Once the contract data was loaded into the Phynance application, MPV worked with us to establish an implementation timeline and to build an interface between our practice management system (PM) and Phynance. This interface facilitated the extraction of claims data from our PM on a nightly basis. After completing the interface, the transition to the Web-based system went smoothly and we went live within 90 days.
MPV provided approximately 12 hours of online training to familiarize everyone with the system, in preparation for the onsite training sessions. Simultaneously, we identified a super-user who championed Phynance internally and spearheaded continued training and education. Our super-user was one of our top insurance follow-up representatives and was very familiar with payer activity.

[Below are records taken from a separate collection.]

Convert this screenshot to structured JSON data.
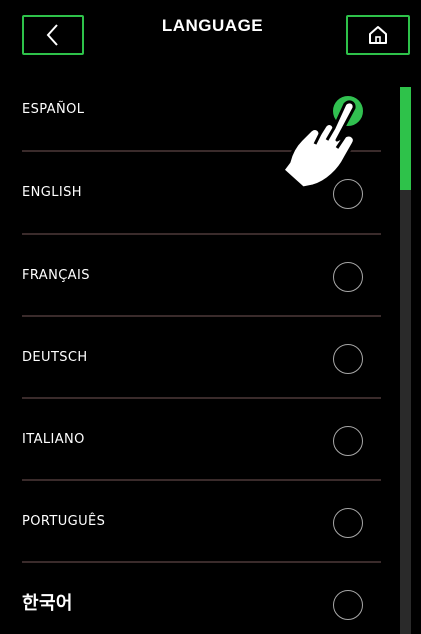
{
  "header": {
    "title": "LANGUAGE",
    "back_icon": "chevron-left-icon",
    "home_icon": "home-icon"
  },
  "colors": {
    "accent": "#2ec24a",
    "background": "#000000",
    "divider": "#3a2b2b",
    "radio_outline": "#a7a7a7"
  },
  "languages": [
    {
      "label": "ESPAÑOL",
      "selected": true
    },
    {
      "label": "ENGLISH",
      "selected": false
    },
    {
      "label": "FRANÇAIS",
      "selected": false
    },
    {
      "label": "DEUTSCH",
      "selected": false
    },
    {
      "label": "ITALIANO",
      "selected": false
    },
    {
      "label": "PORTUGUÊS",
      "selected": false
    },
    {
      "label": "한국어",
      "selected": false
    }
  ],
  "overlay": {
    "icon": "pointing-hand-icon"
  }
}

We did have some staff members who were slow to accept Phynance. Most of them were comfortable working through our practice management system and, since the “old way” still existed, some were hesitant to use the new method. However, once these individuals recognized the application’s depth and breadth of functionality, they began to rely on it as an indispensable tool. We completed training by mid-March 2005, and began using MPV to identify contractual underpayments and support our denials management efforts.
Results
We use Phynance daily to identify and validate payment errors against contractual terms. When we appeal underpayments, it provides us with contract-based explanations for each underpayment, which streamlines communications with payers. At the end of each month, we generate reports that specify how much money we have appealed and recovered to date. We have already recovered approximately $200,000, after just seven months of use.
We also use Phynance to manage and track bundling and medical necessity denials, in addition to identifying and appealing contractual underpayments. This helps us increase overall efficiency of the appeals process. It gives billing representatives online access to a centralized contract database, so they can quickly reference the specific contract language related to the appeal. It also enables our group to track recoveries and monitor the success of our appeals, a task that was impossible using our manual system.
Filters in the application help staff to identify what claims have been denied and what needs to be appealed. They also allow us to monitor payment trends and possible issues with payers. For example, when a payer recently changed its interpretation of the contract language and its payment policy accordingly, we were quickly able to identify and address the change as a contract issue, rather than a payment issue.
During contract negotiations, we use the data stored in Phynance to perform “what if” analyses to determine the impact of new and proposed contract terms on the actual mix of services we provide. We also generate detailed reports of current payment patterns, which assist us during negotiations.
How Phynance enhanced our communications internally is the most impressive change, especially between revenue services and the managed care department, which oversees contracting. In many healthcare organizations, these two functions are separate entities that operate independently of each other. Through our implementation of Phynance, the two groups forged a strong bond that continues to this day. By working as a team, these departments regularly review payments received and the policies that drive them, allowing us to appeal and recover more revenue than each department could on its own.